Not in Ferguson

Tate, R. (ed.)

Scientific results of the Elder Exploring Expedition. II. [AND] III (last).

Published 1893-1896
Item ID 77756
€400.00

excl. VAT

Adelaide, W. C. Rigby (for the Royal Society of South Australia), 1893-1896. Two volumes (of three) in two. 8vo (21.3 x 14.0 cm). 317 pp. [numbered 69-386]; 38 plates (numbered II-XXXIX), of which seven in chromolithography, and three larger, folded. Very large, partly coloured folded map (106.0 x 60.5 cm). Original uniform printed wrappers.

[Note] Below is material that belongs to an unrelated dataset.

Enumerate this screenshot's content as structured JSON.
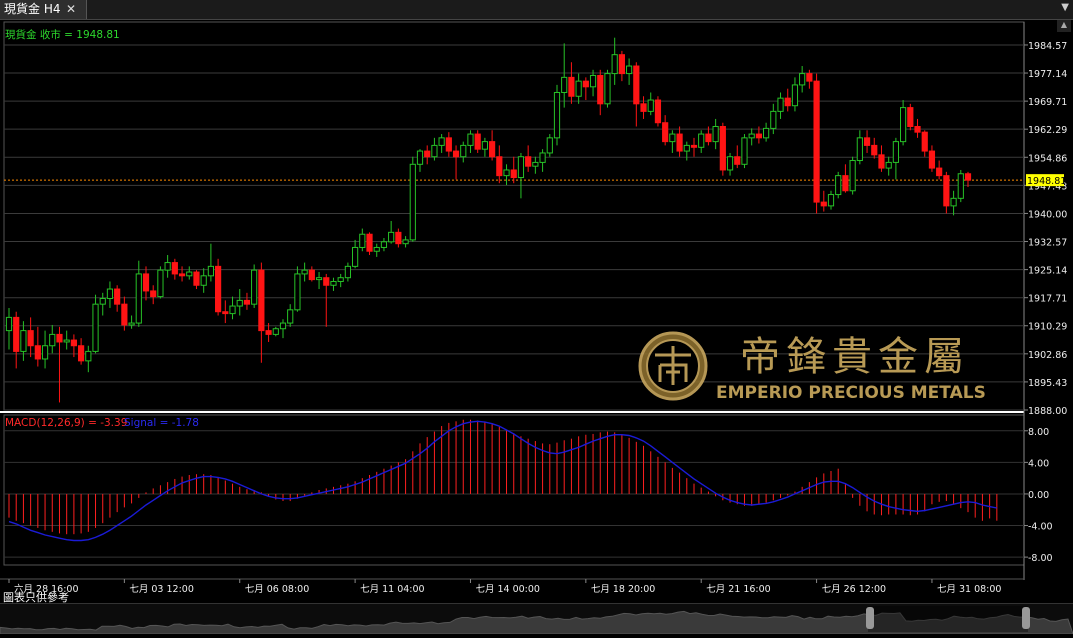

These are the results of an expedition through the interior of Australia, initiated by the Australian explorer and philanthropist Sir Thomas Elder (1818-1897), and edited by the British-born Australian geologist, botanist and malacologist Ralph Tate (1840-1901). The map of the itinerary is quite impressive in size and detail. A narrative was published separately. These are two out of three parts of the Scientific Results, published as Volume XVI of the Transactions of the Royal Society of South Australia. These two volumes deal with the anthropology, geology, meteorology, topography, lichens, fungi, grasses, phanerogams and vascular cryptogams, Hymenoptera, Coleoptera (Part II, and Broscides), Orthoptera, and Vertebrata, including herpetology, by the Australian explorer Edward Charles Stirling (1848-1919) and the German-Australian zoologist Amandus Heinrich Christian Zietz (1840-1921). Of the botany and zoology, only the herpetology is illustrated, with two plates showing new and poorly known reptiles. Not present is the smaller first part (pp. 1-68, one plate), which appeared in 1892, and dealt with vegetation, Lepidoptera, Coleoptera (Part I, with one plate), and continental molluscs. Part III concludes with an index to all three parts. It was published after much delay, by a temporary lack of funding. The anthropology is by far the largest section, and the most profusely illustrated. The narrative, by the Australian botanist and zoologist Richard Helms (1842-1914), is detailed, and not unsympathetic, although marred by the usual "western" sense of superiority and arrogance. Helms noted that the tribal live observed were fast disappearing before an advancing civilisation as an inevitable consequence of - misinterpreting Darwin - "survival of the fittest". Front wrappers of the second part largely lost; rear wrapper and map detached; the third part very good, only a bit abraded at spine ends; large map with short tears at a few fold corners; otherwise very good, clean, unmarked. Ferguson (9409-9409a) reports the narrative of the expedition, but not these scientific parts, nor, indeed, the Royal Society of South Australia and its publications. Adler III, pp. 164-166 (for Stirling and Zietz).